When it comes to hiring top-tier executive talent, privately owned or private equity-backed companies have two primary options when working with recruiting firms: retainers or contingent agreements. Understanding the differences between these models and how they impact the hiring process is crucial to making the best choice for your business.

In the retained model, the recruiting firm charges a portion of the fee upfront, sometimes as much as 30-50% of the total recruitment fee. This retainer is generally non-refundable, meaning that regardless of the outcome—whether or not the firm successfully finds a candidate you hire—the payment remains with the recruiting agency. For many companies, this can feel like a gamble. You’re paying for the promise of a hire, not necessarily the hire itself, and there’s no guarantee the firm will deliver a candidate who meets your needs. This structure often works well for high-level executive searches or specialized roles that require dedicated time and attention, as retained firms tend to allocate more resources to each search. However, this model can still leave a private company or private equity-backed firm with little to show for the investment if the search fails or is prolonged.

Alternatively, a contingency-based recruiting firm operates on a pay-for-performance model. In this setup, the firm is only paid when they successfully place a candidate who joins your company. This model offers companies far more flexibility and lowers the financial risk involved in the hiring process. Unlike the retained model, contingent firms have a strong incentive to deliver results because they don’t get paid until they find a candidate you actually hire. For private companies or those backed by private equity, this arrangement offers an appealing level of security. Instead of investing upfront, you only pay when you see tangible results, ensuring that resources are used effectively.

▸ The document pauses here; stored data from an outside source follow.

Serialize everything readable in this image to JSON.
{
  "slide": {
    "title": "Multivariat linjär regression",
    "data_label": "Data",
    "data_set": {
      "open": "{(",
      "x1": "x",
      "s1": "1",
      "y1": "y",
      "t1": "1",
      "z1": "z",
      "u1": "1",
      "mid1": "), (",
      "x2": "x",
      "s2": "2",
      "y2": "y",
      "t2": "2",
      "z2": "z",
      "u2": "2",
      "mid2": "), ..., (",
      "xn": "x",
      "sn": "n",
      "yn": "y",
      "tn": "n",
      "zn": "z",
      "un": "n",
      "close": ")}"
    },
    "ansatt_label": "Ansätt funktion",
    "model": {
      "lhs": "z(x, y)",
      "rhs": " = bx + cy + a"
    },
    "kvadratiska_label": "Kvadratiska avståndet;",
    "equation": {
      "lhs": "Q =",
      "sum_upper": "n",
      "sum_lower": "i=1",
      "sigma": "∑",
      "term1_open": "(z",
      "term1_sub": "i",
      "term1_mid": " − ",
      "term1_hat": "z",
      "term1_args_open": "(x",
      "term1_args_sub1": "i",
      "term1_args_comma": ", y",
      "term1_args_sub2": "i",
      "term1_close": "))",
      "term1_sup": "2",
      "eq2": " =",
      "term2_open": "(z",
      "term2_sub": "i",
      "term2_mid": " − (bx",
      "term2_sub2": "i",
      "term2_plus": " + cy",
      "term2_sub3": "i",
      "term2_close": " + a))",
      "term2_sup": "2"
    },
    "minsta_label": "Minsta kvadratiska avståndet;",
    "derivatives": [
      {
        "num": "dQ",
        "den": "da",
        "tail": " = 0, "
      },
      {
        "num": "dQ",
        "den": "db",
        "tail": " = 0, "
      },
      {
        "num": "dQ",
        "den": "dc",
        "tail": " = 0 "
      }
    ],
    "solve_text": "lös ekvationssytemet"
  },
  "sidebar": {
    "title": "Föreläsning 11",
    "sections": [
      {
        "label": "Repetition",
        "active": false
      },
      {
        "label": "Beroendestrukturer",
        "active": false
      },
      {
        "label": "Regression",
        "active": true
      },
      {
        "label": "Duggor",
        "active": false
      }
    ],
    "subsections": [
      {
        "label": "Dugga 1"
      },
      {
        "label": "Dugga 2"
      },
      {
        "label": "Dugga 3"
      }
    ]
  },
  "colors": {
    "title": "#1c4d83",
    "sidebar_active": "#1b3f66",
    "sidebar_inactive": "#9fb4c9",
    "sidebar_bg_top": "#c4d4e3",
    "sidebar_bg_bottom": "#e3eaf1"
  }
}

The contingent model also fosters competition among recruiting firms. Many contingency-based firms work on several searches simultaneously, often meaning that only the most competitive and qualified candidates will be presented to you. The firm’s success depends on understanding your needs quickly and finding the right match, which can lead to faster placements and a larger pool of candidates.

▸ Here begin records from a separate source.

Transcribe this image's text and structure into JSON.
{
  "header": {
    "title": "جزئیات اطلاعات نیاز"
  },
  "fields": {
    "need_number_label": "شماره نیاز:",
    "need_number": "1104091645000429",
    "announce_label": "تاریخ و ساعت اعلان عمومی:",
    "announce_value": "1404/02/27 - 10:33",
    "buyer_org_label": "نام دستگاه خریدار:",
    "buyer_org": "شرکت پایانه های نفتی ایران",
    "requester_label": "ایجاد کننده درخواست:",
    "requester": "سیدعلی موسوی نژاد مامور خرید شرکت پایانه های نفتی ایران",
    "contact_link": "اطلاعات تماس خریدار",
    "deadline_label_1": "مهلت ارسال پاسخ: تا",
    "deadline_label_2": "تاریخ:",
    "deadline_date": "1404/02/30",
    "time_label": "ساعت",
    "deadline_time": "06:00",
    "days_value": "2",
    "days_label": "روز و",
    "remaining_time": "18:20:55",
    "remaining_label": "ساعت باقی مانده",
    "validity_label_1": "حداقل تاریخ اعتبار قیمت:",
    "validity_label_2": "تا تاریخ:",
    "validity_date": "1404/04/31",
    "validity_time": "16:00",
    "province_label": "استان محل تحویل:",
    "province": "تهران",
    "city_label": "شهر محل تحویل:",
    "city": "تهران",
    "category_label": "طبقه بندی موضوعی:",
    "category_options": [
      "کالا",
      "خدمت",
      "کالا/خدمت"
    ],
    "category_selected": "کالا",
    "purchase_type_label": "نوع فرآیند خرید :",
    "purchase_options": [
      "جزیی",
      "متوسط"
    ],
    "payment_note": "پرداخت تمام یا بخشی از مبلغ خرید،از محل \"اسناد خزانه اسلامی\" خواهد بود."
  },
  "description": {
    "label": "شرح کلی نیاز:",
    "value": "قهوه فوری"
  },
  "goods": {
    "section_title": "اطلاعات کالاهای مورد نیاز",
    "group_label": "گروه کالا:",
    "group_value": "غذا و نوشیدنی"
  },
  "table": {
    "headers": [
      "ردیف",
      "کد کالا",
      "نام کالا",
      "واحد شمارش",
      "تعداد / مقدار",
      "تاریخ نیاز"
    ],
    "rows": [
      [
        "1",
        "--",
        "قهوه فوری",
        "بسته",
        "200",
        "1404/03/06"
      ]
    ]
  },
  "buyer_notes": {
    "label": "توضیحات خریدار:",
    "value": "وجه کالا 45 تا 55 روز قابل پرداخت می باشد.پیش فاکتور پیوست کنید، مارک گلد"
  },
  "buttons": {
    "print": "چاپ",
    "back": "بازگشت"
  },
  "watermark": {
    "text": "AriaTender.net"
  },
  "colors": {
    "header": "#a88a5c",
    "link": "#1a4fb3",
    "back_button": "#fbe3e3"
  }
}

Choosing a contingency-based recruiting firm is particularly appealing to companies looking to streamline their hiring process without incurring upfront costs. Since they only get paid upon successful placement, contingent firms have strong motivation to align closely with your requirements and provide only high-quality candidates. This alignment means you’re more likely to get candidates who are serious contenders for the role and fit well within your company’s culture.

Of course, there are a few considerations. Retained firms might provide additional services, such as enhanced market mapping, branding, or research, and dedicate more resources to your search. These extras can be beneficial but come at a cost, and they’re not always necessary for every search. Many privately owned or private equity-backed companies find that contingent recruiting offers everything they need without the added expenses.

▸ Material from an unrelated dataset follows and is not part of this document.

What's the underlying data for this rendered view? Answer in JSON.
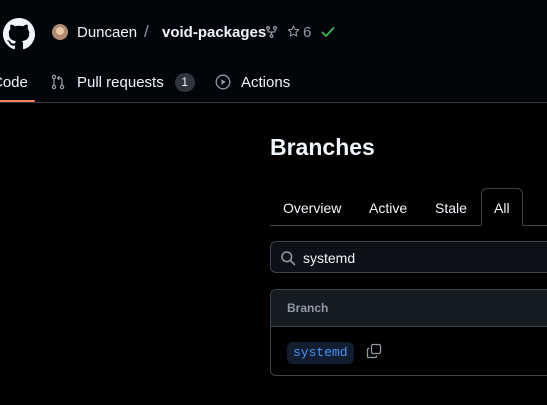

In summary, while retained recruiting services can be effective, they’re often an unnecessary risk for companies with limited budgets or specific financial goals. Contingent recruiting firms offer a low-risk, high-reward option that ensures you pay only when you see results. For private or private equity-backed companies, this model delivers peace of mind, cost control, and a focused approach to finding top talent. Choosing a recruiting firm that aligns with your financial and hiring needs can make all the difference, and for many, a contingency-based firm is the ideal choice.